Но мать молча берет меня на руки и укладывает опять в постель, потом усаживается около меня и начинает тихим, ласкающим голосом напевать одну из моих любимых детских песенок.
И пока она поет, на мое лицо вдруг падает нечто такое, что заставляет меня приподняться и посмотреть ей в глаза. Уловив мой взгляд, мать уговаривает меня снова лечь и стараться скорее заснуть. Я повинуюсь, крепко зажмуриваю глаза и притворяюсь засыпающим. Мама, посидев с минуту около моей постели и уверившись, что ее «гадкий мальчик» заснул, осторожно поднимается и уходит, а я долго думаю о том, чем могла так огорчиться мама, что она заплакала.
Бедная, дорогая мама! Она была твердо уверена, что все дети — ангелы и что на них всегда существует усиленный спрос там, где им гораздо более подходящее место, чем на земле, поэтому так трудно удерживать их на ней, и ни на один день нельзя быть уверенным в том, что на следующий они не улетят туда. Наверное, моя детская болтовня о призраках заставила в ту ночь сильно страдать мою бедную маму.
Это я говорю потому, что после той ночи мне часто приходилось улавливать беспокойный взор матери, тоскливо устремленный на меня. Особенно зорко она наблюдала за мною во время моей кормежки, и по мере того, как эта операция благополучно подвигалась к концу, лицо матери все более прояснялось и ее взгляд становился менее тревожным.
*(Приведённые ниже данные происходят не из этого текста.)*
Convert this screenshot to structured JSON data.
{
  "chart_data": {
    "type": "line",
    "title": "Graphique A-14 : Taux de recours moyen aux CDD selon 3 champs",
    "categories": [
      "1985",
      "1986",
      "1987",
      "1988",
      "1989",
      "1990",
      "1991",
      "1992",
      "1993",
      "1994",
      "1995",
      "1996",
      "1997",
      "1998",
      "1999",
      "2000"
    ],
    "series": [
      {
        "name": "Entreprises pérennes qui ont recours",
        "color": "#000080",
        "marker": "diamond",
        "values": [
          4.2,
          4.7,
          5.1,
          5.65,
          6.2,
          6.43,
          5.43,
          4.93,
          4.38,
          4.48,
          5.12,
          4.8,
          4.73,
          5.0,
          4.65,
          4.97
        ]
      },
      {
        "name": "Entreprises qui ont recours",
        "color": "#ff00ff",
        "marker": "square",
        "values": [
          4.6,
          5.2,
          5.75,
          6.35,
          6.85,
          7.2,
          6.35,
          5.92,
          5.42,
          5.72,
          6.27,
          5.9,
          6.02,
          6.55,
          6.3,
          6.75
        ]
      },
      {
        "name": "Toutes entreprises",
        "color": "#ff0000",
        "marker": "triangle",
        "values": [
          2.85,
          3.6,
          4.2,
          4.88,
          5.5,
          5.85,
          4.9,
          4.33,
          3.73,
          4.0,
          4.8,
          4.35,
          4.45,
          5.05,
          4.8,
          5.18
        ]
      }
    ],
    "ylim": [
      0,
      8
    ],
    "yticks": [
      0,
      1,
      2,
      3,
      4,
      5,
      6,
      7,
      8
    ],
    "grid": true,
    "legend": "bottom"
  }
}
Как-то раз, во время обеда, она шепнула на ухо отцу (дети вовсе не так туги на слух, в особенности, когда им не следует чего-нибудь слышать, как думают их родители):
— Кажется, он кушает с аппетитом?
— И даже очень, — так же тихо ответил отец. — По-моему, если он когда-нибудь заболеет, то не от чего другого, а от перекорма, — с улыбкою добавил он.
Мать радостно улыбнулась. Потом, когда дни проходили за днями, а мой аппетит не уменьшался, и вообще я не проявлял никаких признаков к переселению туда, она успокоилась на мысли, что ангелы, по-видимому, решили обойтись там и без моей компании.
Таким образом я рос себе да рос и с течением времени перестал верить в призраков, как и во многое другое, хотя, сказать по правде, в кое-что не мешало бы верить и взрослым людям. Но память о старом кладбище с его «призраками» вдруг воскресла во мне и вызвала в моем уме такое ощущение, точно я сам призрак, неслышно скользящий теперь по мертвым, безлюдным улицам, по которым когда-то, полный жизни, я быстро носился среди густой и шумной толпы.